La había sacado del convento cuando ocurrió el hecho. La
madre superiora se sintió muy malhumorada. No confiaba en ese tío de Antonia,
la novicia. Igual la muchacha siguió a su tutor. Llorando por la muerte de su
amada madre y Yaya, quienes inexplicablemente habían aparecido con un tiro en
la cabeza al salir de misa vespertina. La única heredera era ella. Si la
muchacha quedaba con los votos permanentes, las casas, la hacienda y todos los
bienes pasaban como “dote” a la Santa Madre
Iglesia.
Su vida siguió con la rutina que le impuso la necesidad de
reemplazar a su madre y doncella. Cuidar de la cocina, el lavado de ropa y
planchado, las pocas tareas que su tía le exigía en el jardín le daban un
respiro para orar.
De tarde, luego de una breve siesta, el tío entraba en la
salita de costura con un mazo de cartas españolas para entretenerse, posteriormente
de leer de punta a punta las noticias de los diarios de la capital sobre
economía. La Bolsa
era su mayor interés.
Como no era religioso, no le permitía a la joven pupila
asistir a misa de tarde, por lo que la niña, debía madrugar para ir a las seis
de la mañana al servicio.
La madre superiora y otras monjas observaban como iba
bajando de peso y perdía los colores en la piel.

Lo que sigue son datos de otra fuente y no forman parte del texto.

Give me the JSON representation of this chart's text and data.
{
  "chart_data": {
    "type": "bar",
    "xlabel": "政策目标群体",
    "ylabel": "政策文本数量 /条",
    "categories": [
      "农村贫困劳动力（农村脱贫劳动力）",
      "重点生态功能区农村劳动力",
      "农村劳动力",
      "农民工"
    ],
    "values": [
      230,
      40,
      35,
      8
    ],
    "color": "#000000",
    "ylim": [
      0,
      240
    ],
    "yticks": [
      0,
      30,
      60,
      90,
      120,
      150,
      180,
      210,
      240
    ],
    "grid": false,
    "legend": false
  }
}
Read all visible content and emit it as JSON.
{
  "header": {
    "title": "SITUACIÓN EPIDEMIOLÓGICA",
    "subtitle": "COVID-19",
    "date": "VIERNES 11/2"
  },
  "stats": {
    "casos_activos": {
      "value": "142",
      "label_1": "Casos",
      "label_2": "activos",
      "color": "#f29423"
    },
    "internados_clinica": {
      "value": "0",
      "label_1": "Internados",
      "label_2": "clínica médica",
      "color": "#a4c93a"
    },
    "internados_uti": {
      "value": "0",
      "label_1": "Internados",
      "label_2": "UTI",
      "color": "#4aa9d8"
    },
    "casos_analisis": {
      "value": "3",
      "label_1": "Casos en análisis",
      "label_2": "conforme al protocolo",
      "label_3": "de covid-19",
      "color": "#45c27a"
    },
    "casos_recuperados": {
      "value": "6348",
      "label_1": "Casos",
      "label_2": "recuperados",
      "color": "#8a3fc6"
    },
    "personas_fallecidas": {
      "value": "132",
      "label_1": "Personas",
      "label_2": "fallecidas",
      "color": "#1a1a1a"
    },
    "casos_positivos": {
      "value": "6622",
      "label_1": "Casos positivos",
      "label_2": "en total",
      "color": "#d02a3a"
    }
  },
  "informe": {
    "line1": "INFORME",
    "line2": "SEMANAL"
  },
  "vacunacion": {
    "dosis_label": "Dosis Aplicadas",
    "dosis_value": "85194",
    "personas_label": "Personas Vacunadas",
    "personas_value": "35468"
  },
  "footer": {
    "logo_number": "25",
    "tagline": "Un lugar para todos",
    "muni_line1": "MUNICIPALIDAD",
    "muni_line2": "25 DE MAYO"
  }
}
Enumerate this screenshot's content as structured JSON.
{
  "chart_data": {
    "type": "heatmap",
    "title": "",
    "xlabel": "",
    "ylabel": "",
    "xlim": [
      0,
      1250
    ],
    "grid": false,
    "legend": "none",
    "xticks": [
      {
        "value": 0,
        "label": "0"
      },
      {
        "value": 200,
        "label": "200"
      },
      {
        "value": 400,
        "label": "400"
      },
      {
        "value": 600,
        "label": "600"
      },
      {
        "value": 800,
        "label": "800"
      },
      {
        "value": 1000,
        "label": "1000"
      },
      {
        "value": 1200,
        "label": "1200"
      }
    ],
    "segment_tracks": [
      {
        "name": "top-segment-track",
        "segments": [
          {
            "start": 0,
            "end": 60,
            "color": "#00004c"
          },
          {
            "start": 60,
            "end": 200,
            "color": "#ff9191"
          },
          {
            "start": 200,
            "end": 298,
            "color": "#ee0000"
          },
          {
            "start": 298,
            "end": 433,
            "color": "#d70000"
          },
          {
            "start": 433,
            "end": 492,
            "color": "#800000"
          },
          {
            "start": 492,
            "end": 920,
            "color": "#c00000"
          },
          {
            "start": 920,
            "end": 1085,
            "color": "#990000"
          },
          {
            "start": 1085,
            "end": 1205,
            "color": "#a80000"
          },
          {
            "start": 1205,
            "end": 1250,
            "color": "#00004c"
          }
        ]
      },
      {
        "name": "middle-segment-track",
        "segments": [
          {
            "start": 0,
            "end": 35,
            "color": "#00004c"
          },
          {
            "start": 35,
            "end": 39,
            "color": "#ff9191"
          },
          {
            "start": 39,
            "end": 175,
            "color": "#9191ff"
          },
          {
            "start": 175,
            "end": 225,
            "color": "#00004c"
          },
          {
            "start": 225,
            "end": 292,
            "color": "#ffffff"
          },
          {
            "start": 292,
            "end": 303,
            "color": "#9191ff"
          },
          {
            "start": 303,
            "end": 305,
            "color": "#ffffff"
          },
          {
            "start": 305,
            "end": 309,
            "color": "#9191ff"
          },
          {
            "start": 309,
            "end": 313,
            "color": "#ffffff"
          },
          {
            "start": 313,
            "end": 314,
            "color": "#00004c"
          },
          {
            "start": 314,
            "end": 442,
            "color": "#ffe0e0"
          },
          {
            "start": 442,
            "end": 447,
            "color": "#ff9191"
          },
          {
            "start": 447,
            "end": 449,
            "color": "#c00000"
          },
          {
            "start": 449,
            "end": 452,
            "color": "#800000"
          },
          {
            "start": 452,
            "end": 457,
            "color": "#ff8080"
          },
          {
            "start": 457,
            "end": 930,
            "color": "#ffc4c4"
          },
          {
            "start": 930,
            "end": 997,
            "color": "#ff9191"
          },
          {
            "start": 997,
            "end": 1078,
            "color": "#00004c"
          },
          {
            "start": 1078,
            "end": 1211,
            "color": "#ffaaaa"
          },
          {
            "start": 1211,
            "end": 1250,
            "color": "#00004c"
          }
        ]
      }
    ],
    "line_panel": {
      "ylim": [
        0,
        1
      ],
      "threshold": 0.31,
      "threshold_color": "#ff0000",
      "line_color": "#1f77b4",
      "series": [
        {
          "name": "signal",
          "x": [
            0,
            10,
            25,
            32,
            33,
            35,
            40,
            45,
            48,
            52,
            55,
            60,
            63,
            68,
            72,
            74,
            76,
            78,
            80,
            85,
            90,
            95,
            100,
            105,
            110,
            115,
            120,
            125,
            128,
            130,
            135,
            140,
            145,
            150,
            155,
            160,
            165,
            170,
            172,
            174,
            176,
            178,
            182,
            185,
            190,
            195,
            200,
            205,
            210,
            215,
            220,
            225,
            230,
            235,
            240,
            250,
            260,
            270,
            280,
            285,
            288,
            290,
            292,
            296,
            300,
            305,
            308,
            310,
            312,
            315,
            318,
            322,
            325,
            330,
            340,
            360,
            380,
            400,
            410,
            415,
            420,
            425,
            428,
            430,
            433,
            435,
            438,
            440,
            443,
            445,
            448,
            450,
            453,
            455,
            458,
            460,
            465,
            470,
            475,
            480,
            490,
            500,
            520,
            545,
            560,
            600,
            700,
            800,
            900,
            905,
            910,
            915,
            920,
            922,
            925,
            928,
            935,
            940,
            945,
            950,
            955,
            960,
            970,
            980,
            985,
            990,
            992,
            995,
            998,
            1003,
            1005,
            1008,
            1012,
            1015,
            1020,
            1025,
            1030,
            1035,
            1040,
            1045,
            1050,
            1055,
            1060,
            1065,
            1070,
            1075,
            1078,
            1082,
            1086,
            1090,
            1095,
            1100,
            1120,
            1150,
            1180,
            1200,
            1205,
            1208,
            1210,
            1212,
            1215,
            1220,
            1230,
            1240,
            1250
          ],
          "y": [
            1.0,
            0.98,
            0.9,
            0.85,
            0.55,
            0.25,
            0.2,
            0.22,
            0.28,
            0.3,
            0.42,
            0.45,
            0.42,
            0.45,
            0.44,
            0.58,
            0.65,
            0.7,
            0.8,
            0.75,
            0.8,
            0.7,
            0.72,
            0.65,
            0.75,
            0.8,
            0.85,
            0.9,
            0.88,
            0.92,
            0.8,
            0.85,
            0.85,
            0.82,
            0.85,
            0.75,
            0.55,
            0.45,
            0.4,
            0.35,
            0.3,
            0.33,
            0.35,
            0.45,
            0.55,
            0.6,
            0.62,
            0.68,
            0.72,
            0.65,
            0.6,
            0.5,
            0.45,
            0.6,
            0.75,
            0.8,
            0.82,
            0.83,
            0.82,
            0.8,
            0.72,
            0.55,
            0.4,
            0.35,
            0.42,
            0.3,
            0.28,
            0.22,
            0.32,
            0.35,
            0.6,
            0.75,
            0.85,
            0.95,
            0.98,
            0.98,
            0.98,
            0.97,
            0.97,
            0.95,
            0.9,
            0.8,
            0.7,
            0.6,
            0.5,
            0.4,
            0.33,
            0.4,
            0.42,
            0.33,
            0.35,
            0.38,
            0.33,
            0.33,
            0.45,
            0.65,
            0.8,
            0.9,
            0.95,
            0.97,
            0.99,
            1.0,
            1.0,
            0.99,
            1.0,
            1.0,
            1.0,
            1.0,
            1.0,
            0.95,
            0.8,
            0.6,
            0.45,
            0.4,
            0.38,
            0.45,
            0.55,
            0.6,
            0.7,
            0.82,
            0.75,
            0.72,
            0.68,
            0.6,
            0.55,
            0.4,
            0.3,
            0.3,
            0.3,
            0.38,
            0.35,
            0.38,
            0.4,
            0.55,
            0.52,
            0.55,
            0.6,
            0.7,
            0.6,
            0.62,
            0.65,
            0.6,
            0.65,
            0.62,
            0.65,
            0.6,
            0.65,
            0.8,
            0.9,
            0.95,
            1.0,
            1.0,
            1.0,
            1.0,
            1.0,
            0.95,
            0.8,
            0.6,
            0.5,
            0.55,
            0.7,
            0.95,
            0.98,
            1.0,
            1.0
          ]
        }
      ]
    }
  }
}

Un de esas tardes, Antonia quiso sacar las barajas que le
pedía el tío y junto a ellas, en el cajón tapado por un paño de terciopelo
negro, estaba el revolver y un par de guantes de cuero. Abrió la boca y ojos
sorprendida. Tomó coraje, lo sacó y apuntando al piso, temblorosa, casi
corriendo encaró al tío.
-¿Fuiste tú, hijo de mala madre?, ¡Fuiste el que me dejó sin
familia! – gritó al borde del desmayo.
Con parcimonia calculada el hombre dejó la lectura y la miró
severamente por sobre los espejuelos.
-
¡Qué mal, mi hijita, qué mal! Tan viva que pareces y no
te pusiste los guantes negros. Ella petrificada, sostuvo el revolver con todo
el peso doloroso del mundo.
-
Sí, no me puse los guantes, pero ayer compré veneno
para roedores en un barrio alejado de esta casa. Tu desayuno, tu almuerzo y esa
taza de té, me servirán para explicar tu deseo de suicidarte al morir tu hermana
y la Yaya. ¡Es
tan grande tu pérdida y tu dolor!
-
¡Estás loca!- dijo el hombre ofuscado, - Yo no quiero
morir, la que tiene que morir eres tú, así yo soy el dueño de todo…-
-
Ya te está haciendo efecto, lo veo en tu color del
rostro, la espuma que sale de tu boca…
El tío se llevó la mano al pecho, un sordo ronquido lo
despidió de la vida.
Antonia guardó el arma, nunca le había puesto veneno en la
comida. La conciencia sucia y un corazón débil por el miedo se cobró el último
suspiro. La venganza era una forma de hacer justicia.